A recent tweet from a popular toy company got them in hot water with fathers. Playskool tweeted, “Does Dad ever have a day where he's in charge?”
The question created a firestorm on Twitter. (I find it interesting how quickly we are offended.) Playskool responded to the criticism with a follow-up tweet: “Our sincerest apologies for any confusion. Our intent was in reference to kids taking charge of the household.”
You can make up your mind how offended you should be…
A few days later, The Huffington Post wrote about the reaction from dads: “If this all sounds a little familiar, perhaps it is because this band of dads are not unlike, well, moms. As HuffPost Parents senior columnist Lisa Belkin has written, dads today are a lot like mothers who have had to fight for recognition in the workplace and respect for their choices.”
These comments raised a very simple question for me: Who is in charge? The journey to answer this question led me to an interesting debate in The New York Times on this very issue. In “Taking the Lead on Child Rearing,” Bruce Feiler, author of The Council of Dads, stated the following: “A new body of research is emerging that shows couples say they intend to share parenting equally, but once the baby comes, moms slowly begin to nudge out dads. The results are telling: when a mother criticizes her partner’s child-care efforts, it causes him to lose confidence and withdraw. When she praises his efforts, he takes a more active role. The most significant predictor of dad involvement is the mom’s willingness to give up control and allow the father to do things a slightly different way.”

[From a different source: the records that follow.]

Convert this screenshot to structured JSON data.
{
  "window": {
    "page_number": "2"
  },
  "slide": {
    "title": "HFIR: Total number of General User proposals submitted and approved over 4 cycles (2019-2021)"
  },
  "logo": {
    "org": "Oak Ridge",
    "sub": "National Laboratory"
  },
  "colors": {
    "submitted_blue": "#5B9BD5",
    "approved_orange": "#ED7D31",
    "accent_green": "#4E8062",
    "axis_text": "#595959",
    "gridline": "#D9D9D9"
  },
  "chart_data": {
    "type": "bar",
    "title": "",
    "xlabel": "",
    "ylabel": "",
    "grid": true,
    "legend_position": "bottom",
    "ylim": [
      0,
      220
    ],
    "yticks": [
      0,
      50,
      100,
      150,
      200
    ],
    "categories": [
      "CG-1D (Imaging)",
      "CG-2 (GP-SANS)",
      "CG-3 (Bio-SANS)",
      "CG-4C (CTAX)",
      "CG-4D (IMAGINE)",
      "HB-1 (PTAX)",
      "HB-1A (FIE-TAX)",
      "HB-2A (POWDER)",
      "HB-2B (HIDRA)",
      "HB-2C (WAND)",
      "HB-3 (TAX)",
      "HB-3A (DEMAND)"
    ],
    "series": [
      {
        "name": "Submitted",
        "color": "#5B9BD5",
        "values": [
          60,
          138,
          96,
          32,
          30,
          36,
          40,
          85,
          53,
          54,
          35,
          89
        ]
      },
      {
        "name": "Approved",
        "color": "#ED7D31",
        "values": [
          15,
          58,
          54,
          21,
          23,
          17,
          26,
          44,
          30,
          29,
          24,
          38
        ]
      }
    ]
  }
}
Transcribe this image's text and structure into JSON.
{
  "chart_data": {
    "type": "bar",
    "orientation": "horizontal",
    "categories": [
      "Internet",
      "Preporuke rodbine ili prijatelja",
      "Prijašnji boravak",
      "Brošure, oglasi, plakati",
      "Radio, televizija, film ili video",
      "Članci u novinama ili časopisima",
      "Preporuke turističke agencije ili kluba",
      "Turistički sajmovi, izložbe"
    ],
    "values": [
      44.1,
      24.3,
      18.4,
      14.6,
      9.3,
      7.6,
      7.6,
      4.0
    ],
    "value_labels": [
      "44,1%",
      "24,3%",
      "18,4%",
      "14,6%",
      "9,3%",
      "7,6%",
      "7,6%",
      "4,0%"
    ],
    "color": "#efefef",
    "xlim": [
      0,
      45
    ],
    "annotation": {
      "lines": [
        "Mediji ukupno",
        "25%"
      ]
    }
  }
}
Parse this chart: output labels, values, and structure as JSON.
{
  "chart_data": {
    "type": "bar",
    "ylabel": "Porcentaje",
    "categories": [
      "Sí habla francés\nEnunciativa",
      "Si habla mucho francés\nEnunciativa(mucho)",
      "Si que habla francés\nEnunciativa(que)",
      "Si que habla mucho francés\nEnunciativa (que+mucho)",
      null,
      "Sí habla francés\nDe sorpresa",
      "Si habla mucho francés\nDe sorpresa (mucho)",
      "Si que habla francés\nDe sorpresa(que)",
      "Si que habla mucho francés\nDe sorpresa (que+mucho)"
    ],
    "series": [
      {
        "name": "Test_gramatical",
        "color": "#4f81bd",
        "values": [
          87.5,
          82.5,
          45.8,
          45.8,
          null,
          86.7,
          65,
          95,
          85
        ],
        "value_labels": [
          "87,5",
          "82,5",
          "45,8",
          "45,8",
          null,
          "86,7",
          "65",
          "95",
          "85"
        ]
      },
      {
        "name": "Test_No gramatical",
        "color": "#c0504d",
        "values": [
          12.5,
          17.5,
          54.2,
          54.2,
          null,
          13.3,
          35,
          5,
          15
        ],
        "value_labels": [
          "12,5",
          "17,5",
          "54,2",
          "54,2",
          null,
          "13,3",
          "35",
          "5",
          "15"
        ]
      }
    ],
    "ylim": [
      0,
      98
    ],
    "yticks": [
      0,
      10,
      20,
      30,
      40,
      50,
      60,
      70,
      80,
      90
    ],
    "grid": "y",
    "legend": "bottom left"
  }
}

KJ Dell'Antonia, editor and lead writer of the Times Motherlode blog, responded to Feiler: “If I'm having to admit to the person calling to see why I'm 20 minutes late for school pick-up that in fact, I'm a several-hour plane ride away, then I've blown it. Whispers at the bus stop, raised eyebrows at the open-school night. I'm the mom who can't hack it. You see that whole dominant parent thing as something women want to protect; I see it as something we can't escape.”
As the debate continued, I had to wonder–are we asking the right question? Is it really about who’s in charge?
I remember my wedding vows: “For better or worse, richer or poorer, in sickness and in health....” But I don’t remember “in control or not in control.” Does it really boil down to that?
Maybe it is less about who is “in charge,” and more about, “What are we called to do?” as parents.
In his book, The Call, Os Guiness writes about how the concept of “calling” has been distorted. Guiness describes it as “the truth that God calls us to Himself so decisively that everything we are, everything we do, and everything we have is invested with a special devotion, dynamism, and direction lived out as a response to His summons and service.”
Have we distorted the calling of family and marriage? If all marriage does is meet our needs as individuals, then we are missing the point and calling of family. If marriage was intended to make two become one, to reflect His design for family, then family is less about who is in charge and more about living out our calling as a family.
If our families’ highest pursuit is Him, then the question of who is in charge is just semantics. Sure, roles and responsibilities are important, and having healthy boundaries and expectations is still necessary.
But let’s look at the question again: “Who is in charge?”